The amount of phases the project management life cycle contains is up for debate. Some say four, some say five, while others say six. According to the Project Management Body of Knowledge (PMBOK) there are five phases of project management. And since the PMBOK is basically the holy grail of project management, it makes sense to go with that.
The five phases of project management, as stated by the Project Management Institute, can be best described as the steps that make up the process that is known as the project life cycle. Each phase is goal-oriented, has its own distinct characteristics, and contains a deliverable which is reviewed at the end to determine whether or not the team is ready to move on to the next phase.
Although the term “phase” may connote the idea that the various stages happen in chronological order, the reality is different. There are phases that can actually occur out of order or even simultaneously.
The 5 phases of the project management life cycle explained
1. Project initiation
The first phase of the project management process is the conception of the project. This is where ideas are explored, preliminary research gets done, and prospects are determined. This is also where stakeholders and sponsors get convinced that the idea is worthwhile and that embarking on this project will lead to a fruitful result.
All of this helps to determine whether or not the project is feasible enough to actually happen. If and once a decision has been made to proceed, then the project can move on to the next phase.
2. Project planning
The second phase of the project management life cycle is the where all the planning happens. This is the part where you consider client requirements and stakeholders’ concerns, assemble a team, establish goals and objectives, and create a project plan.
As a key element to a project’s success, a project plan should include details pertaining to the project’s scope, goals and objectives, and how the goals and objectives will be achieved. It should also include how risk will be managed, how communication will circulate, and what tools will be used (Zenkit, obvs).
3. Project execution
When most people think of “project management”, what they usually think of is what happens during this phase, the execution of the project. This is where processes are implemented, resources are allocated, and tasks are assigned.
It’s during this phase that the project team start creating deliverables and seek to accomplish the objectives outlined in the project plan. An important stage of the project management life cycle, what happens during this phase can determine whether or not your project will be a success.

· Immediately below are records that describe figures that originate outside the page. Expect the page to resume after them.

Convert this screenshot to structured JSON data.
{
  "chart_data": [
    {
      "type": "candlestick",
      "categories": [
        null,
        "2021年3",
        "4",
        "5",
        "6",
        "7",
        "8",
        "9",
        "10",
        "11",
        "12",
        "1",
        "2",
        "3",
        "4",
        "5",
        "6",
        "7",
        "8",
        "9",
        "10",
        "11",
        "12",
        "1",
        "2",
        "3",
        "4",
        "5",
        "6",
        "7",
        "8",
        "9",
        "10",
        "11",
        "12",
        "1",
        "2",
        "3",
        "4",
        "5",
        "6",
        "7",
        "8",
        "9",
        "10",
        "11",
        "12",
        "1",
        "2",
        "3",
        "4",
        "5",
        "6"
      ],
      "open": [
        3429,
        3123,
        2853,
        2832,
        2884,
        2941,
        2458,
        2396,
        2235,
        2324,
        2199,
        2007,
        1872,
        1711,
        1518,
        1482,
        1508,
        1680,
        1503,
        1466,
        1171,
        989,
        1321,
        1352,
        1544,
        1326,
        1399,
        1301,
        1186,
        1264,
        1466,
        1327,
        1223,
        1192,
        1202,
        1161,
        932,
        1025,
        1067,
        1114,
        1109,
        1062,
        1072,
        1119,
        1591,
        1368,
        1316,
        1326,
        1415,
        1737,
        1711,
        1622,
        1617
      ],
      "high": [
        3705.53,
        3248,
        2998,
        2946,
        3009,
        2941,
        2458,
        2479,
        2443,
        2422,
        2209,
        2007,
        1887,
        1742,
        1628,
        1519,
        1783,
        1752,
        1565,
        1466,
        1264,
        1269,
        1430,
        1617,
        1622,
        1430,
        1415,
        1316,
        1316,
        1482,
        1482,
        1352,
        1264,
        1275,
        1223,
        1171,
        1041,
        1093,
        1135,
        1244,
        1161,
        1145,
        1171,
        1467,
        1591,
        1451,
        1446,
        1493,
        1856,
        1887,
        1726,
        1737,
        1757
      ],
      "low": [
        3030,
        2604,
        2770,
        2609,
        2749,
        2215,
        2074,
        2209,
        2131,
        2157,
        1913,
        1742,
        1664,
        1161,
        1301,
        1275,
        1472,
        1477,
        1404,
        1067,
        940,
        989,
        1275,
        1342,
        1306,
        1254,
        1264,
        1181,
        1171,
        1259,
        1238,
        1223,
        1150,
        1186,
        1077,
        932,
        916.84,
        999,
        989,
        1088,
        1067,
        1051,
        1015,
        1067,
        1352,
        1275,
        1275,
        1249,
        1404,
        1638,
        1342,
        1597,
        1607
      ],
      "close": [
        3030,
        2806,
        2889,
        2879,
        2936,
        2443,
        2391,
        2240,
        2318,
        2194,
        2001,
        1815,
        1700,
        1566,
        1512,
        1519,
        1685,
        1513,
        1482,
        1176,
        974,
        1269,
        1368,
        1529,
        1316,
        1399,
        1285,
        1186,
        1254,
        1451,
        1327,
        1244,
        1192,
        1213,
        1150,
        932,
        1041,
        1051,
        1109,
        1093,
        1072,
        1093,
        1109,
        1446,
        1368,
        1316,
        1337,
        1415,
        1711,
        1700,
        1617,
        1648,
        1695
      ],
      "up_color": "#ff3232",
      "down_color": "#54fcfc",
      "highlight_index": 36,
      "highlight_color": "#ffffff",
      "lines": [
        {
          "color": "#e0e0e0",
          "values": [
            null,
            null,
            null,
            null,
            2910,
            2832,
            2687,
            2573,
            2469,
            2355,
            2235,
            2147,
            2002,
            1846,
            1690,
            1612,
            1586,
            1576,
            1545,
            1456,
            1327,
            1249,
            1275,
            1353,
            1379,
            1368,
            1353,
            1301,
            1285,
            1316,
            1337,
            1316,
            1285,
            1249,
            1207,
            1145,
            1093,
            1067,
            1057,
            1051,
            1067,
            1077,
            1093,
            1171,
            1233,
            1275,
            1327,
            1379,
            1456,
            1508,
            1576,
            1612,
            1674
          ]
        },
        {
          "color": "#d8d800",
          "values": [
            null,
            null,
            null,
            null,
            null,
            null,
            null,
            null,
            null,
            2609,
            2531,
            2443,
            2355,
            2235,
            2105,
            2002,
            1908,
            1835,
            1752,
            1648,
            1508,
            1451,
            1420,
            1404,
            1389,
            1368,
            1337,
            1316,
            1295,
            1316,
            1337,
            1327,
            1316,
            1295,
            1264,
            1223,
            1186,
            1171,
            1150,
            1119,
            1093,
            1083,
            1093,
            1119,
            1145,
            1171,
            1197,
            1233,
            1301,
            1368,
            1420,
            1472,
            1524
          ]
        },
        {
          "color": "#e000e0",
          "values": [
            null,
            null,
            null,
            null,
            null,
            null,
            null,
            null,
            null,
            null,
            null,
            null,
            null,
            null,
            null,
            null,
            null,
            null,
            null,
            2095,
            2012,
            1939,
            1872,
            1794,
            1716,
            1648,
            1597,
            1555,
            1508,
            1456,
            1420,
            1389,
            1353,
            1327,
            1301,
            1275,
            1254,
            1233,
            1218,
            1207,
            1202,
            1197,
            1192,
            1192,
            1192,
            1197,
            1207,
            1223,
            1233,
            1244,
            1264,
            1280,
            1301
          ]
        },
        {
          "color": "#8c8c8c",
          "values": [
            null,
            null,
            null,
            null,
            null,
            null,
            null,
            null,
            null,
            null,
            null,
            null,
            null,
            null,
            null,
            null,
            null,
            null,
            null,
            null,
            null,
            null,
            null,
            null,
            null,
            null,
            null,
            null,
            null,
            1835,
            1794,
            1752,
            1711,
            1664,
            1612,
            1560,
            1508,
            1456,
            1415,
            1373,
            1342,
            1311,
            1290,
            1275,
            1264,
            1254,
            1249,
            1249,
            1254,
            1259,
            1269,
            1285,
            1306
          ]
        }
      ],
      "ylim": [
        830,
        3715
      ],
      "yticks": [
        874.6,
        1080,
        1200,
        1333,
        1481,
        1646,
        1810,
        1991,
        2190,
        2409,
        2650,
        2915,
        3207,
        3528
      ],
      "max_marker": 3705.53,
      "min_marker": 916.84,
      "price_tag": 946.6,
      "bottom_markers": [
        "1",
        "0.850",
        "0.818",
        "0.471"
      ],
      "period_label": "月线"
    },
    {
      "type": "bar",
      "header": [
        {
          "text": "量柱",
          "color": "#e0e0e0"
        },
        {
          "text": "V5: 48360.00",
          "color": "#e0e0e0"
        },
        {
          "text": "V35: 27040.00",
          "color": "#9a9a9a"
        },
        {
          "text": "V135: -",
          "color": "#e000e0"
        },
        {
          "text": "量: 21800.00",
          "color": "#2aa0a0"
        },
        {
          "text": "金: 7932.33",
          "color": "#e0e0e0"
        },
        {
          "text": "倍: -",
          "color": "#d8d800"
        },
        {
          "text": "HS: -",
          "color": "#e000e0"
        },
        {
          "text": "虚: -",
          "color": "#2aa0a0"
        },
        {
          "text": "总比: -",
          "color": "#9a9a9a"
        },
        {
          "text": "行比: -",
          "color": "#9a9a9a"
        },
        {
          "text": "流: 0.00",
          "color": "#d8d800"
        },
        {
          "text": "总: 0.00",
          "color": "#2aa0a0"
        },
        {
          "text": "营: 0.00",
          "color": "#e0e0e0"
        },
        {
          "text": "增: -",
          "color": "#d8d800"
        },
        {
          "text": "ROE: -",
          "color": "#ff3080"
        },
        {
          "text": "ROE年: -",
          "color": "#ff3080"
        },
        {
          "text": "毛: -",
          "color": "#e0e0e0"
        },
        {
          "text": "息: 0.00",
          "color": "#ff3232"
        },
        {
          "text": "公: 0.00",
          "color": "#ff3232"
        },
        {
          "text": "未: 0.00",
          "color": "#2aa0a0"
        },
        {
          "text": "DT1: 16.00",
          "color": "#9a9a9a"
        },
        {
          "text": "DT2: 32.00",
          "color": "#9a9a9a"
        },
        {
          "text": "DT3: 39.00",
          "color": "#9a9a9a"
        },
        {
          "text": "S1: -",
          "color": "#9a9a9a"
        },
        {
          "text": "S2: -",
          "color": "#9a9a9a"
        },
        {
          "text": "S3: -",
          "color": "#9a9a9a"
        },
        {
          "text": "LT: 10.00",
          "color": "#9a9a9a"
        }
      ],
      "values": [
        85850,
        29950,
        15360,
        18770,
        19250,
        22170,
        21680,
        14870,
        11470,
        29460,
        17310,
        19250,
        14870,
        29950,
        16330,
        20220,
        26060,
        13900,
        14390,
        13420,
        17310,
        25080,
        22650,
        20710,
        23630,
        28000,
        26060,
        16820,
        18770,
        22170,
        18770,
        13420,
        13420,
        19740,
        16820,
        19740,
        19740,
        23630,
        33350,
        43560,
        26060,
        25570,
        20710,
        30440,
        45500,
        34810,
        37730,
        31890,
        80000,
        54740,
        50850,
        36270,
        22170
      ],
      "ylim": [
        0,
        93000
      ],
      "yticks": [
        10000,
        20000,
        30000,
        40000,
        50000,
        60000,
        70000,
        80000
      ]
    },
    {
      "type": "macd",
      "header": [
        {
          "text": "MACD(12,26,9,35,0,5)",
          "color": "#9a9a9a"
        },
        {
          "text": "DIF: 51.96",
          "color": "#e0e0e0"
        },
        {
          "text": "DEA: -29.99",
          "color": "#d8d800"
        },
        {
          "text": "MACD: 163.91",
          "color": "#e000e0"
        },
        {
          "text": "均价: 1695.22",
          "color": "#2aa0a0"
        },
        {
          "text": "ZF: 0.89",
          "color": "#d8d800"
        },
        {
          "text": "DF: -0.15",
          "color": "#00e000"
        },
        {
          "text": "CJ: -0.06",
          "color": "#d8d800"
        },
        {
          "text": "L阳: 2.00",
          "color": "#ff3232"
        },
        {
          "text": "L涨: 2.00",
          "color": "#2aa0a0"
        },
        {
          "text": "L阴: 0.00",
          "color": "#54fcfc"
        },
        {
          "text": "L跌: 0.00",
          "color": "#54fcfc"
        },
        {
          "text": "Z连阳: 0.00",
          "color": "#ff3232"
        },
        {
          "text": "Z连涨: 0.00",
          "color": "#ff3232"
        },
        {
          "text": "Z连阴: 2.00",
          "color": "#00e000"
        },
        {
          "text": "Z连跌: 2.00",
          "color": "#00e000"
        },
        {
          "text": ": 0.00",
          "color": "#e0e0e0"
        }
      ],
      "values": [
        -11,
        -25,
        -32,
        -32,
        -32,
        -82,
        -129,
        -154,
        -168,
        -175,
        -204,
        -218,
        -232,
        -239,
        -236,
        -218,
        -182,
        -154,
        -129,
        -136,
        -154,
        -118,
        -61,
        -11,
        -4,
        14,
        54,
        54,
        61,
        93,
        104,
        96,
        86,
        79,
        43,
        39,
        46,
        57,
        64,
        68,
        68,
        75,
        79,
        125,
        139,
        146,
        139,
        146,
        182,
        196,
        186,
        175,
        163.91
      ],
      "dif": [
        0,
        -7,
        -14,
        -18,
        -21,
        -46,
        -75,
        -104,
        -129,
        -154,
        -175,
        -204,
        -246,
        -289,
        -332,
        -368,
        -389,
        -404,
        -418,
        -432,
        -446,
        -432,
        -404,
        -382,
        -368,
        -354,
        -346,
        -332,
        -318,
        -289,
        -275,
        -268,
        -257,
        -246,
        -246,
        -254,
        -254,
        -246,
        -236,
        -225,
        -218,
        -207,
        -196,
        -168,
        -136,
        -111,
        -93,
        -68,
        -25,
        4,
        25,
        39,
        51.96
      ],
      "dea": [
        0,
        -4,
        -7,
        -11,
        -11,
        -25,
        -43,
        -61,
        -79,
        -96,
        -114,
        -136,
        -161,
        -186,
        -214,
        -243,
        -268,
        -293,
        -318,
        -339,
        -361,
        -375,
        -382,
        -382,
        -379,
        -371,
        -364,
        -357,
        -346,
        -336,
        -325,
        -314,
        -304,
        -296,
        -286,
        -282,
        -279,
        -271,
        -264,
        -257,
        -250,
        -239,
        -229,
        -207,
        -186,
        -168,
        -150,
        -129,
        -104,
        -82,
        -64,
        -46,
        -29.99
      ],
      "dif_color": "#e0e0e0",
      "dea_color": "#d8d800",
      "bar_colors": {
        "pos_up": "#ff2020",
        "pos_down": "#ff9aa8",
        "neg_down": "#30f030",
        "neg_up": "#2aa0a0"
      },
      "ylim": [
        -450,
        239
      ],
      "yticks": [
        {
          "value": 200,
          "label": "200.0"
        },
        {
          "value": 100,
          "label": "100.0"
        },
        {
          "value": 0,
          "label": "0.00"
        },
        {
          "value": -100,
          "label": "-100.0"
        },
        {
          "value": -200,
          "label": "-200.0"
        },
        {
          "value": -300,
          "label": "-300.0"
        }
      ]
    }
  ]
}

4. Project monitoring and controlling
The next phase of the project management process is about performance and progress tracking. The aim of this phase is to establish measures to ensure that the project is moving along according to the project plan and that everything is on course with the budget and timeframes.
The project manager may make adjustments to the schedule or resource allocation plan to ensure everything is kept on track. Holding review meetings and requesting regular project performance reports from the team are other common approaches they may implement.
5. Project closure
The final phase is where everything is wrapped up and all activities across the project comes to a conclusion. Closure doesn’t necessarily equal to success, even when a project fails it still needs to be closed. Common things that happen during this phase include—but aren’t limited to—the following:
- Project is signed off and documents are handed over
- Deliverables are given back
- The staff are let go and resources are released
- Supplier contracts are discontinued
- Liabilities (insurance, bonds, and warranties) are settled
Once all the administrative affairs have been closed, a key part of project closure phase is to conduct an evaluation. Assessing the project’s triumphs and failures will highlight the team’s successes as well as indicate what improvements can be made for future endeavours.
The five phases of the project management life cycle serve as a framework to help project managers and their teams to accomplish their goals and objectives. A project manager and a team that can carry out each phase impeccably are well on their way to achieving a successful outcome.